The main problem we both see with certain blogs and independent publications is precisely a lack of knowledge and professionalism. There have long been editorial standards followed by journalists and publications (and it’s on the basis of a breach of those standards that they are often critiqued). But independent publications make up their own rules of submission, publication, and advertising guidelines. This can be liberating in many ways, helping a publication innovate and ‘stand apart’, but its flip side is often unprofessionalism. We find this particularly true with regard to sourcing quality content, allowing diversity and handling submission processes.
We get the sense that some indie magazines are run like blogging cliques, which undermines their creativity, hard work and loftier ideals. Editing a magazine properly is neither a hobby nor an exercise in nepotism – you either invest a certain level of professionalism into it, or not.

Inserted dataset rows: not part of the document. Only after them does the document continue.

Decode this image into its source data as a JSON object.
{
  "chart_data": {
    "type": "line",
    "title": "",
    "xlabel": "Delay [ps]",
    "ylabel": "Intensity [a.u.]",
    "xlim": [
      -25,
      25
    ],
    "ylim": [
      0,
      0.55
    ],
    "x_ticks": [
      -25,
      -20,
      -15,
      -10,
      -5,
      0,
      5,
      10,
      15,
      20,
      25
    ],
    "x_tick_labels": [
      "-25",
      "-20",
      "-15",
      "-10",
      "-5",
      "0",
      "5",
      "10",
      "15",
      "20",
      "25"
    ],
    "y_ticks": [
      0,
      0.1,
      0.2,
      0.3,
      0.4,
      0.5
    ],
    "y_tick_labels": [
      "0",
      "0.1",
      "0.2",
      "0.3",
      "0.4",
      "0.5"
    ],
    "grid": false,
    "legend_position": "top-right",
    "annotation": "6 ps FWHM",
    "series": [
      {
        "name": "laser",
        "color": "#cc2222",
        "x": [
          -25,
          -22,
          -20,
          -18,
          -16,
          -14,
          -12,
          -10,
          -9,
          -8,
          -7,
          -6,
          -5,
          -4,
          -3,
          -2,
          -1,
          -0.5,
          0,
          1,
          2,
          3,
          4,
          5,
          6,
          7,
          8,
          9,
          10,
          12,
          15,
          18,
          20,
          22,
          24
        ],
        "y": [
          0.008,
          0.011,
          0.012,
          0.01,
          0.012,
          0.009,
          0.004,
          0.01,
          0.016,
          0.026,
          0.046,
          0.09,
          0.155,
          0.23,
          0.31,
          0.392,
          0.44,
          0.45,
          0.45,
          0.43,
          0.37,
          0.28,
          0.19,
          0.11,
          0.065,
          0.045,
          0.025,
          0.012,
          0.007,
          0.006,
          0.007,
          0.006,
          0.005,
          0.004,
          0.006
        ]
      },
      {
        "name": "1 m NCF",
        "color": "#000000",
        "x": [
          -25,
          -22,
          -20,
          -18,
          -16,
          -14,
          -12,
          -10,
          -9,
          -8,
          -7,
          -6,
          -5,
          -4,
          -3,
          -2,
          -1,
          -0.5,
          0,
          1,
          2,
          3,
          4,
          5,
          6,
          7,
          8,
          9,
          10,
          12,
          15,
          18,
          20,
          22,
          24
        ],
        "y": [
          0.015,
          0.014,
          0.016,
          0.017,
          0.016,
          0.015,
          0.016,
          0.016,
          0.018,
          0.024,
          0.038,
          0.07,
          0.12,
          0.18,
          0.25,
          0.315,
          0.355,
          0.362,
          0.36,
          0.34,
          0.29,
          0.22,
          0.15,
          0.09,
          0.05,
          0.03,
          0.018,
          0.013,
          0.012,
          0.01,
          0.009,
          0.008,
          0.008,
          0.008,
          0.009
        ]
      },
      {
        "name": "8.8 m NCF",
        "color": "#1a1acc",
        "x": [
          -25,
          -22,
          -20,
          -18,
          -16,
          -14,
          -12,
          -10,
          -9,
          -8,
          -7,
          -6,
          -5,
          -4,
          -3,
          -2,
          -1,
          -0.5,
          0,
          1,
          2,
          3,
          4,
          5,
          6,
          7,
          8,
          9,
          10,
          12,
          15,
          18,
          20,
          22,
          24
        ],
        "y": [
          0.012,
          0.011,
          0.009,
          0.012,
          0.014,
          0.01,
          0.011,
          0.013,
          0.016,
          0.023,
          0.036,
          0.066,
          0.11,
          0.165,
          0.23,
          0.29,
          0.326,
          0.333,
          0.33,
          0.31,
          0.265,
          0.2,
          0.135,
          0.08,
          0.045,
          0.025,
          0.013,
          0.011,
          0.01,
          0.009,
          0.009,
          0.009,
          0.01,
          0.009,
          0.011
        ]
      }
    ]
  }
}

It’s also not about running a high school clique of the ‘cool kids’. If indie magazines really want to provide serious counter publications to the mainstream, they must be willing to cultivate a professional attitude towards content acquisition and quality.
Blogs got going, in no small part, as a result of dissatisfaction with mainstream, traditional media. But now blog and indie publication content often has significantly less editorial integrity, with content often sourced from a limited pool of popular contributors, many of whom have little interest in writing as a profession or an art. Fair enough, some people’s talent lies in photography, illustration, design and style. And both of us admire (and frequently gasp over) their obvious talent. But the writing does count for something too, and it’s disappointing that equal energy is not devoted to it in such publications and that serious writers are turned away and discouraged.
If photographers don’t like their work being devalued and uncredited online, writers don’t like constantly playing second fiddle to visual content. Turning away writers who publish and successfully practice their art in favour of bloggers who confess to not even like writing is insulting. And it makes us feel jaded about the role we can play in both the creation and consumption of this content, much as we might admire and support the underlying philosophy.
Ultimately, we’re raising this topic because we both care passionately about independent creative work and outlets. We’re both struggling because this community we once felt part of feels increasingly like a place with little respect for the craft of writing, and that’s an alienating feeling. And if we’re feeling it, we imagine others are too, both as writers and readers. We want indie magazines and blogs to be taken seriously, and to be the best, because we have faith in them. We care as both writers and readers/consumers. And we hope you care enough to read this post with an open mind.